How would he meet the CIA agents he supposedly trains? Its not like the US has a large spook population in Canada.
Or do they?!?!?!?!?!?!?
dun dun duhhhhhhh
Originally Posted by Ninja Claus
As London was and is a major center for the cold war, it is obvious that the CIA would seek out highly skilled proffessional, who disguise themselves as mailman during the day, to learn the deadly secrets of pressure points and obtaining ranking in multiple arts in as ingle test.
No wait. That's London England that was a major center during the cold war. London Ontario is better known for drunken students from Western. I think you can see why I got them mixed up.
How far is it from the locations of any American embassies or consulates? In a place like Canada the CIA might have a few officers under diplomatic cover at such offices but I doubt they would drive hours for a MA class.
Unless there's a CIA agent trying to get some action from drunken University students then no there' nothing in London
The closest consulate would be in Toronto
I came across this thread after seeing the recent offshoot that got moved to YMAS. Hi I bumped a MABS thread with the Street vs Sport argument - No BS MMA and Martial Arts My apologies ahead of time if I'm being a tard by bumping this, but I thought this would be more relevant to this thread.
I worked with one of the Black Arts top students, James Kolar, who is listed as an 8th degree grandmaster in their system here http://www.blackartssociety.com/members.htm this summer during training with the CF Army Reserve. Kolar is legitimately a Warrant Officer, and can truthfully claim to have trained military personnel, but the actual quality of what he was teaching did not impress me. Awkward body mechanics, BS claims, and general unsuitability for the mission we were supposed to be training for were the order of the day.
Asking during our first session if anyone had any previous MA experience. Myself and a few other people put up their hands. When he asked me specifically what I had trained in, I stated "Mostly Karate, some Kickboxing and Jiu-Jitsu". He replied that "those are all fine, but they are sports, this is the real d3adly that I will be teaching you." And proceeded to teach a variation of the same wax-on, wax-off technique that you will find in any Goju-Ryu Karate curriculum.
Taken alone, that technique, or a strike to the carotid are both viable techniques. Together, as a parry to an incoming strike/push/grab, followed by a chop to the side of neck, with the footwork as he demonstrated and taught it, it's awkward as all hell even with just combats on. With body armor and fighting order on, it is essentially impossible to pull off.
Teaching another set up for a strike to the carotid wherein one uses the old krotty standby of catching a haymaker with both forearms, followed by a strike to the neck with the outside hand. Beyond general impracticality, the key problem there was a complete lack of any kind of power generation. There is a perfect opportunity to throw a haito uchi if you actually manage to pull that set up off, but instead the way that was taught has no hip turn, no footwork, no anything beyond winging your own open-handed arm punch haymaker.

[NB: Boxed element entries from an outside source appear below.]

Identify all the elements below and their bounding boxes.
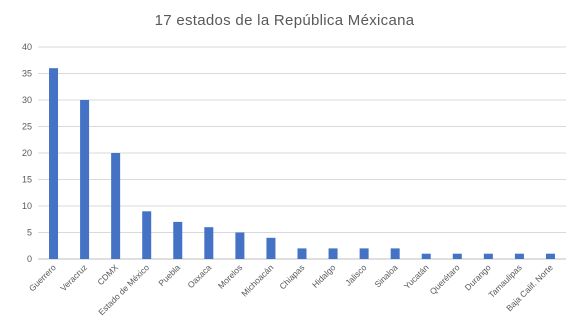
bar [235,232,245,259]
bar [421,253,431,259]
x-tick-label: Hidalgo [310,262,338,290]
y-tick-label: 15 [22,175,32,185]
x-tick-label: Veracruz [58,262,89,293]
y-tick-label: 25 [22,122,32,132]
x-tick-label: Querétaro [428,262,462,296]
x-tick-label: Oaxaca [185,262,213,290]
x-tick-label: Sinaloa [372,262,399,289]
x-tick-label: Yucatán [402,262,431,291]
y-tick-label: 0 [27,254,32,264]
y-tick-label: 20 [22,148,32,158]
x-tick-label: Puebla [156,262,182,288]
bar [173,221,183,259]
bar [359,248,369,259]
bar [266,237,276,259]
bar [142,211,152,259]
bars [49,68,555,259]
bar [297,248,307,259]
bar [111,153,121,259]
y-tick-label: 40 [22,42,32,52]
bar [80,100,90,259]
bar [328,248,338,259]
bar [49,68,59,259]
bar [452,253,462,259]
x-tick-label: Morelos [216,262,244,290]
x-tick-label: CDMX [95,262,120,287]
x-tick-label: Guerrero [27,262,58,293]
bar [204,227,214,259]
bar [483,253,493,259]
y-tick-label: 30 [22,95,32,105]
x-tick-label: Jalisco [343,262,369,288]
y-tick-label: 35 [22,69,32,79]
chart-title: 17 estados de la República Méxicana [154,12,415,29]
bar [514,253,524,259]
bar [545,253,555,259]
x-tick-label: Chiapas [277,262,306,291]
x-tick-label: Michoacán [239,262,275,298]
bar [390,248,400,259]
y-tick-label: 10 [22,201,32,211]
y-axis-ticks: 0 5 10 15 20 25 30 35 40 [22,42,32,264]
x-tick-label: Durango [463,262,493,292]
y-tick-label: 5 [27,228,32,238]
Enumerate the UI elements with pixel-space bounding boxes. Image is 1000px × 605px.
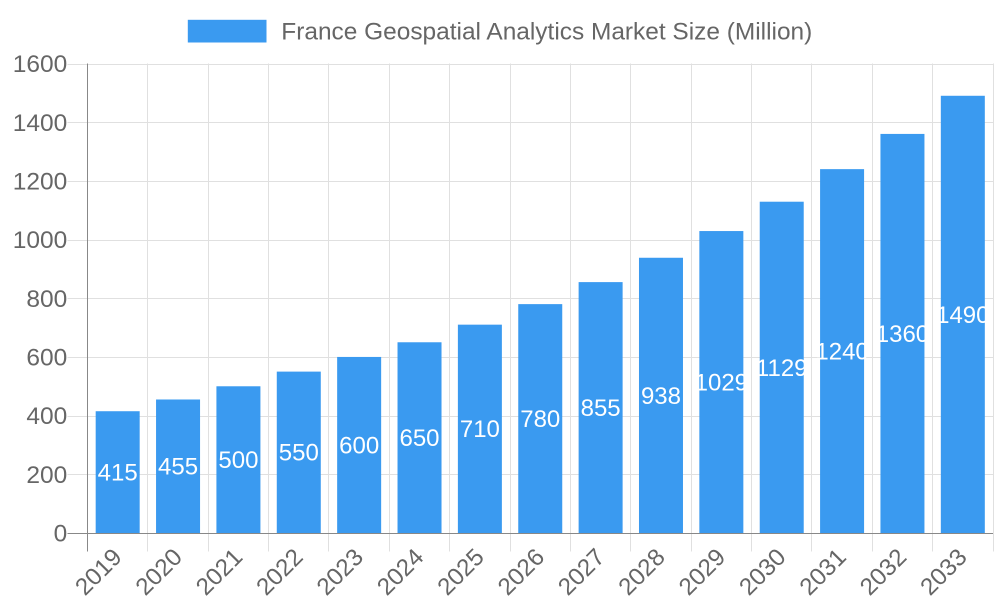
svg-text:415: 415 [98,460,138,487]
svg-text:600: 600 [339,432,379,459]
svg-text:650: 650 [399,425,439,452]
svg-text:France Geospatial Analytics Ma: France Geospatial Analytics Market Size … [281,19,812,46]
svg-text:1029: 1029 [695,369,748,396]
svg-text:780: 780 [520,406,560,433]
svg-text:1600: 1600 [13,51,68,78]
svg-text:1490: 1490 [936,302,989,329]
svg-text:855: 855 [581,395,621,422]
svg-text:0: 0 [54,521,68,548]
svg-text:1360: 1360 [876,321,929,348]
svg-text:500: 500 [218,447,258,474]
svg-text:550: 550 [279,440,319,467]
svg-text:1000: 1000 [13,227,68,254]
svg-text:455: 455 [158,454,198,481]
svg-text:1200: 1200 [13,168,68,195]
svg-text:800: 800 [26,286,67,313]
svg-text:710: 710 [460,416,500,443]
svg-text:400: 400 [26,403,67,430]
svg-text:200: 200 [26,462,67,489]
svg-text:600: 600 [26,345,67,372]
svg-text:1129: 1129 [756,355,808,382]
svg-text:1240: 1240 [815,338,868,365]
svg-text:938: 938 [641,383,681,410]
svg-text:1400: 1400 [13,110,68,137]
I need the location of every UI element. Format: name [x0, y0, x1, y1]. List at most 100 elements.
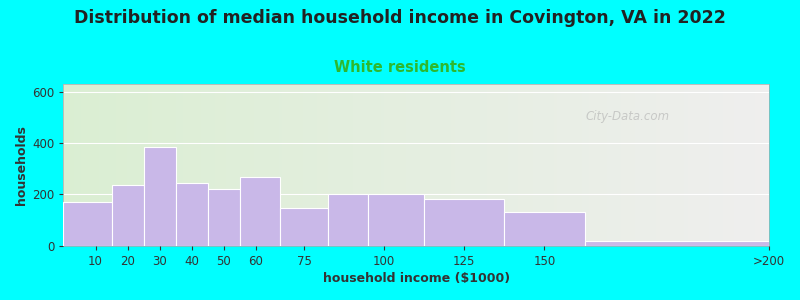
- Bar: [618, 84, 621, 246]
- Bar: [211, 84, 215, 246]
- Bar: [240, 84, 243, 246]
- Bar: [624, 84, 628, 246]
- Bar: [176, 84, 180, 246]
- Bar: [554, 84, 558, 246]
- Bar: [290, 84, 293, 246]
- Bar: [561, 84, 564, 246]
- Bar: [734, 84, 737, 246]
- Bar: [378, 84, 381, 246]
- Bar: [208, 189, 240, 246]
- Bar: [222, 84, 226, 246]
- Bar: [271, 84, 275, 246]
- Bar: [494, 84, 498, 246]
- Bar: [176, 183, 208, 246]
- Bar: [638, 84, 642, 246]
- Bar: [63, 84, 67, 246]
- Bar: [508, 84, 511, 246]
- Bar: [230, 84, 233, 246]
- Bar: [367, 84, 370, 246]
- Bar: [678, 84, 681, 246]
- Bar: [138, 84, 141, 246]
- Bar: [486, 84, 490, 246]
- Bar: [236, 84, 240, 246]
- Bar: [409, 84, 413, 246]
- Bar: [95, 84, 98, 246]
- Bar: [111, 185, 144, 246]
- Bar: [102, 84, 106, 246]
- Bar: [533, 84, 536, 246]
- Bar: [596, 84, 600, 246]
- Bar: [127, 84, 130, 246]
- Bar: [420, 84, 423, 246]
- Bar: [445, 84, 448, 246]
- Bar: [190, 84, 194, 246]
- Bar: [278, 84, 282, 246]
- Bar: [702, 84, 706, 246]
- Bar: [674, 84, 678, 246]
- Bar: [719, 84, 723, 246]
- Bar: [536, 84, 540, 246]
- Bar: [250, 84, 254, 246]
- Bar: [275, 84, 278, 246]
- Bar: [346, 84, 349, 246]
- Bar: [218, 84, 222, 246]
- Bar: [659, 84, 663, 246]
- Bar: [130, 84, 134, 246]
- Bar: [296, 84, 300, 246]
- Bar: [247, 84, 250, 246]
- Bar: [575, 84, 578, 246]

Teaching a pinch to the meat of the leg or arm as something that will drop any kind of tough guy "like a wrestler or MMA fighter".
Stating that MMA isn't sanctioned in Ontario "because RNC's are far too dangerous and likely to kill somebody". This was followed by teaching a standing arm triangle (incorrectly), and a one handed trachea squeeze.
As final icing on the cake, several soldiers from my regiment are now traveling over an hour out of their way to train with him, and paying more for it than they would at much better (imho) local schools. Since, being an infantry regiment, sparring/rough housing/"bear pitting" is fairly common, I've actually been able to witness them get progressively worse in the past few months. I've personally had two of them take themselves down by reaching back over their shoulders to try the same trachea grab that I saw him demonstrate. This is ussually followed by them demonstrating less ability to stop someone mounting, knee-riding, transitioning back and forth from side-control than I am used to from 2 class BJJ noobs.
The Canadians I dealt with while I was in the US military were definitely competent and their SF personnel are top notch.
Originally Posted by KempoWithAnM
The US Military has nearly 3 million people, active and reserve and a budget of about 692 billion dollars or $230,000 per soldier.
The Canadian military on the other hand, only has about 93,000 total personnel and a budget of about 21.8 billion dollars. $234,000 per soldier.
Now when you figure most Canadian military tech is bought from the US and they don't have to spend billions on R+D (78 billion vs. 350 million) those numbers change to ~$204,000 per soldier and ~$300,000 per soldier. So who do you think is better trained and equipped on a man for man level?